Kramatorsk Mayor Oleksandr Honcharenko said he expected about a quarter of the city’s 200,000 residents to remain in the city, despite the expected Russian advance. He said the city was preparing food, water and medical supplies.
“The only thing that will convince them to leave the city is if it is besieged,” Honcharenko said.
Fewer than 400 people had boarded the buses from Kramatorsk on Saturday, he said, presumably heading for areas to the west that would be safer.
The European Commission said on Saturday that a global fundraising effort called Stand Up for Ukraine had raised €9.1 billion, including €1 billion from the commission, for people fleeing the invasion. Russian.
More than 7 million Ukrainians have left their homes since the February 24 invasion, and more than 4.4 million have left the country in total, in the fastest exodus of European refugees since World War II, according to the United Nations.
The reorganization of Russian military command came as the Institute for the Study of War, a Washington-based think tank that tracks the fighting, said in its latest assessment that Russian forces in the east appear to be at a standstill and that it was “unlikely for a breakthrough and facing low morale.
The British Ministry of Defense also highlighted Russian military challenges, while warning that Russia should step up its airstrikes in eastern and southern Ukraine. The ministry said Russian efforts to link its soldiers in Crimea, which Russia annexed in 2014, to Kremlin-backed troops in the Donbas region were being thwarted by Ukrainian counterattacks.

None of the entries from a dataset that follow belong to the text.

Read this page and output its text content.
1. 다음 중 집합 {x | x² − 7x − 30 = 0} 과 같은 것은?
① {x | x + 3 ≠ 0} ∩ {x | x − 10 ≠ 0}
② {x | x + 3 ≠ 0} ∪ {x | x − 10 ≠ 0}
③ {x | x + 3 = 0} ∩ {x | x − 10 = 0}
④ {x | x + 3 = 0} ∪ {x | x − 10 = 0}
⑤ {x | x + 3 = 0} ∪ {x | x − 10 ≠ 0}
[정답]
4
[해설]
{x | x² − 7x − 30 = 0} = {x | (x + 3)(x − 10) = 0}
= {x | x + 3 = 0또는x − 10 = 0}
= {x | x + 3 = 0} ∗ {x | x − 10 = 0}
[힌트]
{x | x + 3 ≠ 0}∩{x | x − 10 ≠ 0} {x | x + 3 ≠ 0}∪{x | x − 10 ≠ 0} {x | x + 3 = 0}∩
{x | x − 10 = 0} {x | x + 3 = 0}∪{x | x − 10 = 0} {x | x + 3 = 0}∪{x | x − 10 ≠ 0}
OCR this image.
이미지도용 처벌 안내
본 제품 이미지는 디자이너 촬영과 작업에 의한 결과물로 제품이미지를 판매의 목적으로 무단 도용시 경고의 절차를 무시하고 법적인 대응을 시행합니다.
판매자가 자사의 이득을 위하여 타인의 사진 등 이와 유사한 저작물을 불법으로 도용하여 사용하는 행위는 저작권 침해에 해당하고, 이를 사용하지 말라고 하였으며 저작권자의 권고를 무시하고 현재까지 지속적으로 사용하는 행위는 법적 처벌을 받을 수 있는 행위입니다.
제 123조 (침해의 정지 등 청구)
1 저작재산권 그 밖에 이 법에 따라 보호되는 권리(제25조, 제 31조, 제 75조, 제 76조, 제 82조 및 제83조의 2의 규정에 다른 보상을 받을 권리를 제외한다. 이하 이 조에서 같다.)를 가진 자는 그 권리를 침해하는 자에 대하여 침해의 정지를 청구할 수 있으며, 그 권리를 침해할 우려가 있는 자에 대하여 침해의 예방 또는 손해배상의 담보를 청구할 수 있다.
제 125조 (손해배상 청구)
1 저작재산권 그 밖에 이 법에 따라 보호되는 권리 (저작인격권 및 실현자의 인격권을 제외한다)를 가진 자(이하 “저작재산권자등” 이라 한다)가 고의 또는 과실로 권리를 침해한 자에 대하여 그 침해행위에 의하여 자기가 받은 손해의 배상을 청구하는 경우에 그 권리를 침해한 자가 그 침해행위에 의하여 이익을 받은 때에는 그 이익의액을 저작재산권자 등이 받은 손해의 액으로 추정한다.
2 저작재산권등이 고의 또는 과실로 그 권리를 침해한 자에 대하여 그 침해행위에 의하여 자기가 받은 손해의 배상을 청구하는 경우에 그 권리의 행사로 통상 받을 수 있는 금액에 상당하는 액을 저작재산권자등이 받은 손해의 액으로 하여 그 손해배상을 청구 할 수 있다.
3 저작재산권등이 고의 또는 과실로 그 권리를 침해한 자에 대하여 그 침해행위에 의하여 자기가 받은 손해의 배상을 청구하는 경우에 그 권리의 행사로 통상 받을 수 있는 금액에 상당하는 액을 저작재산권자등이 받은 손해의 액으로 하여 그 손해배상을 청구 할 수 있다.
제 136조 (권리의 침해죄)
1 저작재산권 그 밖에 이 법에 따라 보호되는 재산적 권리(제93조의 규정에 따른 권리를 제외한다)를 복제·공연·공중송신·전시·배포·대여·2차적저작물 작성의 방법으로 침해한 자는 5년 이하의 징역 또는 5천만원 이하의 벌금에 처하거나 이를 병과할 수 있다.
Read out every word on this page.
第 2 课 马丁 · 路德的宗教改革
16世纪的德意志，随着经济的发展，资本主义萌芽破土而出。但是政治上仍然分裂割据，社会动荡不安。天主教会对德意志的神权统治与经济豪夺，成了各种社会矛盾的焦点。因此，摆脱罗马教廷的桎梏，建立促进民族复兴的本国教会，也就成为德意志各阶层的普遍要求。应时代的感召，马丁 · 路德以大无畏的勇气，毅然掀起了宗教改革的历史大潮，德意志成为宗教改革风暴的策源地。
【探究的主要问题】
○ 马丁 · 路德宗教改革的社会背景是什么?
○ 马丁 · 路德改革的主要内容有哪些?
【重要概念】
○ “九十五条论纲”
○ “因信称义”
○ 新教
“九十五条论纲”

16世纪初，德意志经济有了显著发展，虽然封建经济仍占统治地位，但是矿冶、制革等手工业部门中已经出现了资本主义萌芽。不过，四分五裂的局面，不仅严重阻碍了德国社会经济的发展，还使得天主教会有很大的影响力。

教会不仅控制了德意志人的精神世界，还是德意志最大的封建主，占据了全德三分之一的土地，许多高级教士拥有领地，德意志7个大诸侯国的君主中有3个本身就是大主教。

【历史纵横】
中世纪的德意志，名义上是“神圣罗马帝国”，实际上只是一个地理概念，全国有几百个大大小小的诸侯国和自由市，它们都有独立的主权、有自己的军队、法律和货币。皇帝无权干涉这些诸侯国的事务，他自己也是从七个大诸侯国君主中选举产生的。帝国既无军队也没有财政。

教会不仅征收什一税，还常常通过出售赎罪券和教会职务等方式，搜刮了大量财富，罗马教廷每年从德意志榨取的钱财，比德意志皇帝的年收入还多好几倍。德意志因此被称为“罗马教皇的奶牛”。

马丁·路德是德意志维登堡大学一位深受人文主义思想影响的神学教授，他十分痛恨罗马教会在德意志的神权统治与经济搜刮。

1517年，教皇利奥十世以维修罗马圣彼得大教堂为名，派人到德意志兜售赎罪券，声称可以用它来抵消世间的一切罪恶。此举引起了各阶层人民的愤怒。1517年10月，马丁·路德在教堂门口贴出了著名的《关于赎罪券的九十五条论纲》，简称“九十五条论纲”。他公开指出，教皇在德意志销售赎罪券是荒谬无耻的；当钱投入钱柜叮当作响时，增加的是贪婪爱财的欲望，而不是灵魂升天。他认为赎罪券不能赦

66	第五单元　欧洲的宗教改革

General Dvornikov’s appointment, reported by a senior US official on Saturday, was an effort to turn around that struggling campaign, US officials said.
General Dvornikov, 60, is the second highest rank in the Russian army. He was named a Hero of the Russian Federation for his command of Russian forces in the brutal war in Syria, where Mr Putin deployed Russian fighter jets and missiles to assist Syrian President Bashar al-Assad in a multifaceted conflict between the government. , armed rebels, jihadists and others. In September 2016, the general was appointed commander of Russia’s Southern Military District, responsible for the restive North Caucasus.
Russia was conducting its military campaign against Ukraine from Moscow, with no central wartime commander on the ground to coordinate air, ground and sea units. That approach helped explain why the invasion struggled against surprisingly stiff Ukrainian resistance, and was plagued by poor logistics and low morale, U.S. officials said.
The disorganized assault also contributed to the deaths of at least seven Russian generals, as high-ranking officers were pushed to the front lines to sort out tactical problems that the Western military would have left to junior officers or senior enlisted personnel.
Eric Schmitt reported from Washington, Jane Arraf of Lviv, Ukraine, and Michael Levenson from New York. Reporting was provided by Andrew Higgins in Kosice, Slovakia, Thomas Gibbons-Neff and Natalia Yermak from Dnipro, Ukraine, Cora Engelbrecht from Krakow, victoria kim from Seoul, Julian E. Barnes of Washington, and Steven Erlanger and Matina Stevis-Gridneff from Brussels.